The conversations about building a National Lao-Hmong Memorial began more than a decade ago.

Now what exists only in these renderings is getting close to reality – a future monument to recognize historic sacrifice.

In the 1960’s and 70’s the CIA recruited Hmong people to fight a "secret war in Laos." As a result, tens of thousands lost their lives, including Hmong pilots trained to fly T-28 airplanes as the Royal Lao Air Force – flying as many as 10 missions a day.

"It really is being used as an educational, promotional piece," said John O’Donnell, a fundraising coordinator for the memorial.

The Lao-Hmong Memorial Foundation restored a T-28 and have been flying it across the country – showing it off with demo flights Saturday at Fleming Field in South St.

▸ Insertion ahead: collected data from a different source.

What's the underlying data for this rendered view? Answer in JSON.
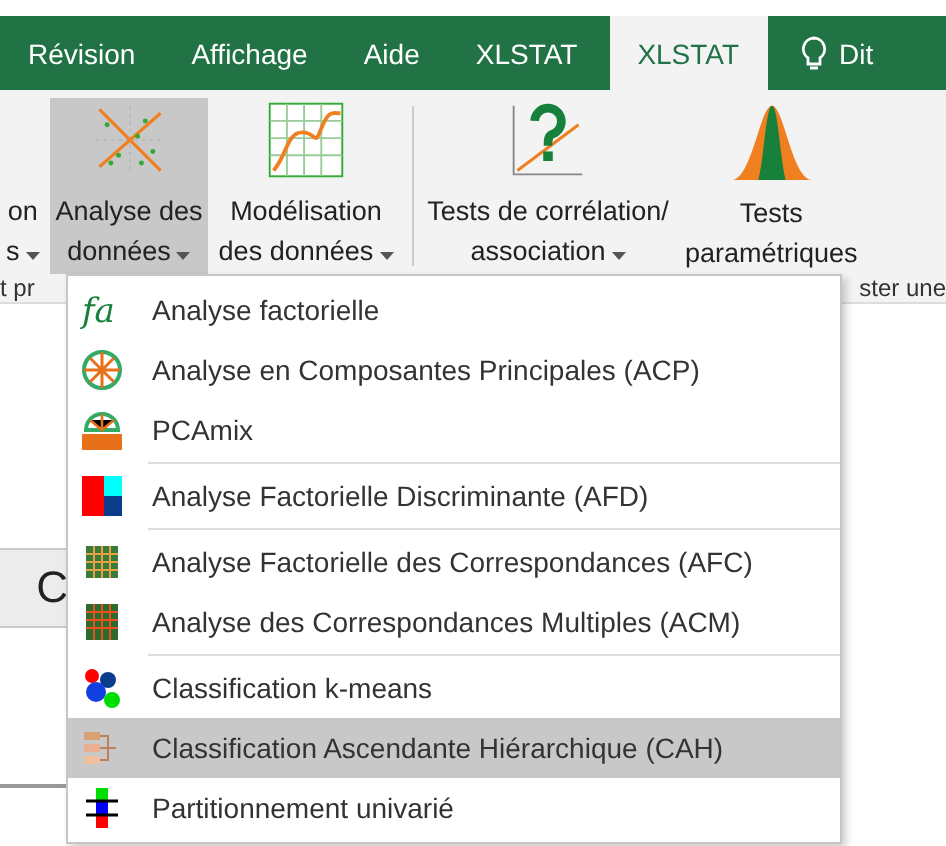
{
  "tabs": [
    {
      "label": "Révision",
      "selected": false,
      "kind": "text"
    },
    {
      "label": "Affichage",
      "selected": false,
      "kind": "text"
    },
    {
      "label": "Aide",
      "selected": false,
      "kind": "text"
    },
    {
      "label": "XLSTAT",
      "selected": false,
      "kind": "text"
    },
    {
      "label": "XLSTAT",
      "selected": true,
      "kind": "text"
    },
    {
      "label": "Dit",
      "selected": false,
      "kind": "lightbulb"
    }
  ],
  "ribbon": {
    "buttons": [
      {
        "lines": [
          "on",
          "s"
        ],
        "caret": true,
        "selected": false
      },
      {
        "lines": [
          "Analyse des",
          "données"
        ],
        "caret": true,
        "selected": true
      },
      {
        "lines": [
          "Modélisation",
          "des données"
        ],
        "caret": true,
        "selected": false
      },
      {
        "lines": [
          "Tests de corrélation/",
          "association"
        ],
        "caret": true,
        "selected": false
      },
      {
        "lines": [
          "Tests",
          "paramétriques"
        ],
        "caret": false,
        "selected": false
      }
    ],
    "group_labels": [
      "t pr",
      "ster une"
    ]
  },
  "sheet": {
    "cell_text": "C"
  },
  "menu": {
    "items": [
      {
        "label": "Analyse factorielle",
        "icon_text": "fa",
        "selected": false,
        "separator_after": false
      },
      {
        "label": "Analyse en Composantes Principales (ACP)",
        "selected": false,
        "separator_after": false
      },
      {
        "label": "PCAmix",
        "selected": false,
        "separator_after": true
      },
      {
        "label": "Analyse Factorielle Discriminante (AFD)",
        "selected": false,
        "separator_after": true
      },
      {
        "label": "Analyse Factorielle des Correspondances (AFC)",
        "selected": false,
        "separator_after": false
      },
      {
        "label": "Analyse des Correspondances Multiples (ACM)",
        "selected": false,
        "separator_after": true
      },
      {
        "label": "Classification k-means",
        "selected": false,
        "separator_after": false
      },
      {
        "label": "Classification Ascendante Hiérarchique (CAH)",
        "selected": true,
        "separator_after": false
      },
      {
        "label": "Partitionnement univarié",
        "selected": false,
        "separator_after": false
      }
    ]
  }
}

Paul to publicize the memorial.

"We want people to come out, particularly Hmong people to come out, and take a look at what it is we’re doing," O’Donnell said. "We just want to let them know we’re doing this and we care."

The memorial will be built in a suburb of Denver, with the T-28 being the centerpiece.

Minnesota has its own Hmong memorial that was unveiled at the capitol in 2016.

The Twin Cities has often been considered an epicenter of Hmong life in the U.S.

"It can’t be understated… When you spend eight or 10 years and you bury 40,000 family, tribes-members, clan members – that needs to be acknowledged and that’s what we’re doing," said O’Donnell.